Enhanced efficiency and stability of inverted perovskite solar cells by carbon dots cathode interlayer via solution process

Abstract

Abstract Interfacial engineering has been widely recognized as among the most effective approaches to deriving high performance perovskite solar cells (PSCs). [6,6]-phenyl-C61-butyric acid methyl ester (PC61BM) and silver (Ag) were extensively used as the electron transport material and cathode material in the inverted device. However, the energy level mismatch between PC61BM and Ag cathode has a possibility to severely affect the electron extraction and transportation. Hereby, only alcohol-soluble carbon dots (CDs) were synthesized and applied as a cathode interlayer (CIL) through a simple solution-process to make alteration to the interface between PC61BM and Ag in inverted PSCs, the PC61BM/CDs layer was generated with low trap-state density, high electrical conductivity, high electron mobility and appropriate energy level.

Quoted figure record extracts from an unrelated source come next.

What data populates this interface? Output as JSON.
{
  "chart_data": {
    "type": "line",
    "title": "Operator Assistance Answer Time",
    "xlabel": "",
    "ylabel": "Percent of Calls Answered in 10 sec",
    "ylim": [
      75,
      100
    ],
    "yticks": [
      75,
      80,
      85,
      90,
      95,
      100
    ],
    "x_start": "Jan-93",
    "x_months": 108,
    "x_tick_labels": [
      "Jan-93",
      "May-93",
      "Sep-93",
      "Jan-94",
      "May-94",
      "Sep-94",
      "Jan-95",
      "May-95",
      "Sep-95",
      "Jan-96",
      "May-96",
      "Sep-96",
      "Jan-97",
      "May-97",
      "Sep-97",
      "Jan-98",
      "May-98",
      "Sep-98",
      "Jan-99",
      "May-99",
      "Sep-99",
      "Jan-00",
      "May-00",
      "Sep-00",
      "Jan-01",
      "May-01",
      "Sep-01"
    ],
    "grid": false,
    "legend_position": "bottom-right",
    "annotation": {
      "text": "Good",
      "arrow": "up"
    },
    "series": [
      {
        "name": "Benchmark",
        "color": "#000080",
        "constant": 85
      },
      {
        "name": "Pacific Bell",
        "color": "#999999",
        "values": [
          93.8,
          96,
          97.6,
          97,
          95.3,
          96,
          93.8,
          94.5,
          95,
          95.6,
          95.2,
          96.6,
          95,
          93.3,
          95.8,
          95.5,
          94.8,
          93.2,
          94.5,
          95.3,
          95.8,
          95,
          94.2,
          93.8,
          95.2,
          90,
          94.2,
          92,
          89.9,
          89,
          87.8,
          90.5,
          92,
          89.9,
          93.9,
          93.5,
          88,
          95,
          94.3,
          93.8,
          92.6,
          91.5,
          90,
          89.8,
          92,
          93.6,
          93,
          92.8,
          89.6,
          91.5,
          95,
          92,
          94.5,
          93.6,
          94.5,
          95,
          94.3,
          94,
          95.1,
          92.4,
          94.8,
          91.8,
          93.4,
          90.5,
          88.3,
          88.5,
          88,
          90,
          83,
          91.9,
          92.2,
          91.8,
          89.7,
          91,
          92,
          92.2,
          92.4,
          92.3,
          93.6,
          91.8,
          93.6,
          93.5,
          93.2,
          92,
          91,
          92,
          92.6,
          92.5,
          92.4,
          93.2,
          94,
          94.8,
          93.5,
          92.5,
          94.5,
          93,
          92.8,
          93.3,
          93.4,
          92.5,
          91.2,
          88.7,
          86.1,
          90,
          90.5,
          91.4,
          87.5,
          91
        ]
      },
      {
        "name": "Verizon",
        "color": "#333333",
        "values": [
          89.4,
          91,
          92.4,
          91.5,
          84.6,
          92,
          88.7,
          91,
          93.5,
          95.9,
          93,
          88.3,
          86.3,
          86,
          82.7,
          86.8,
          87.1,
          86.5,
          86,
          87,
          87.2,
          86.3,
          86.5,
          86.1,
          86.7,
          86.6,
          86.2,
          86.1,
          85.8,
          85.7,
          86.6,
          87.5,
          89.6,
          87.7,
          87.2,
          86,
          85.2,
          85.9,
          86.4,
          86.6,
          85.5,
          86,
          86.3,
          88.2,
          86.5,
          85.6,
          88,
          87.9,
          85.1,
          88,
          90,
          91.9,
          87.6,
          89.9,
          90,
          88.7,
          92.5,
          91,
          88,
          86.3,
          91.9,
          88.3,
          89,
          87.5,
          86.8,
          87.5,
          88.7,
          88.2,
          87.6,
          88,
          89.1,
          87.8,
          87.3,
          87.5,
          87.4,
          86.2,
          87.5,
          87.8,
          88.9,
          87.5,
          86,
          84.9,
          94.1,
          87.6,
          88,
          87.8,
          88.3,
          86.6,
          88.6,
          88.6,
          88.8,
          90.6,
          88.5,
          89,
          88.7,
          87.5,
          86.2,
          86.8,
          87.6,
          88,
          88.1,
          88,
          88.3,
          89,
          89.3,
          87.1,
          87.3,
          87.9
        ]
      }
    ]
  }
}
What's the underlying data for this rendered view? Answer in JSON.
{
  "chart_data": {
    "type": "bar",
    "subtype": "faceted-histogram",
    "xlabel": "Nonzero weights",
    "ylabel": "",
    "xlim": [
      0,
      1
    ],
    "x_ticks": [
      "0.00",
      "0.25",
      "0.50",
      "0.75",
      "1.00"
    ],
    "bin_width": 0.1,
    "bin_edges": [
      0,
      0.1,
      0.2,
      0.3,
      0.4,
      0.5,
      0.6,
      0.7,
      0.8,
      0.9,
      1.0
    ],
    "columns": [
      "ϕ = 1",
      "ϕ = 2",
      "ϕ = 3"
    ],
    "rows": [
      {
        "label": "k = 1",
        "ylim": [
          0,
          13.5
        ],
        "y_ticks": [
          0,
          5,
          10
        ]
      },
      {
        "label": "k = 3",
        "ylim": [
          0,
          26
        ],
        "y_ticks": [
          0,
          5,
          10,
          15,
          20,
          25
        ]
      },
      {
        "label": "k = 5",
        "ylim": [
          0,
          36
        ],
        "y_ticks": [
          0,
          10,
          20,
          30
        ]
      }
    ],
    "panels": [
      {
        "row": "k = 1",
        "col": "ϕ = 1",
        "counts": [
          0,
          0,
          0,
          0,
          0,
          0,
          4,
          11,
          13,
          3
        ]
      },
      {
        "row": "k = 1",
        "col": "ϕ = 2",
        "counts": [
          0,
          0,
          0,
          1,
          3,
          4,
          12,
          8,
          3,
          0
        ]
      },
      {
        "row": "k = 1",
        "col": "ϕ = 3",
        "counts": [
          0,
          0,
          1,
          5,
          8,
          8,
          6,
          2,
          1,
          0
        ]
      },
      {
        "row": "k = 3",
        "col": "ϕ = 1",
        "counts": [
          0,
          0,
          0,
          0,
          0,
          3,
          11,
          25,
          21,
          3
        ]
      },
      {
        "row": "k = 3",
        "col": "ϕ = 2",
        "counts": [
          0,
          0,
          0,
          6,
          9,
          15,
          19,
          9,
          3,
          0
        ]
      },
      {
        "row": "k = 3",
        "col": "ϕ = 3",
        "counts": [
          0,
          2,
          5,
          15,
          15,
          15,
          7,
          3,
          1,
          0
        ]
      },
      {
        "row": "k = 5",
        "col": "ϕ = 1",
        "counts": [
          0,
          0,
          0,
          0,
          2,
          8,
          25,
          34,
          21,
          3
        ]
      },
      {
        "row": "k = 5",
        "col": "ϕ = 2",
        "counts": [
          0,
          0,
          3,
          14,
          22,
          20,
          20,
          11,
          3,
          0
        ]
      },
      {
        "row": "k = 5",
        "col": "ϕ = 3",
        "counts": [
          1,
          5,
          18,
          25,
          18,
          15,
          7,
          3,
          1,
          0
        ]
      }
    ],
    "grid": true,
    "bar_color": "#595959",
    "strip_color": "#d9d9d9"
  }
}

Finally, the inverted device with the CDs CIL exhibited a power conversion efficiency (PCE) of 17.34% with the steady-state output PCE reaching 16.96%. The stability of devices was also enhanced due to the hydrophobicity of the CDs cathode interlayer. The efficiency of inverted PSCs with PC61BM/CDs layer remained 70% of the initial PCE under dry condition after 40 days versus only 20% of the initial PCE for the PCBM ETL without CDs.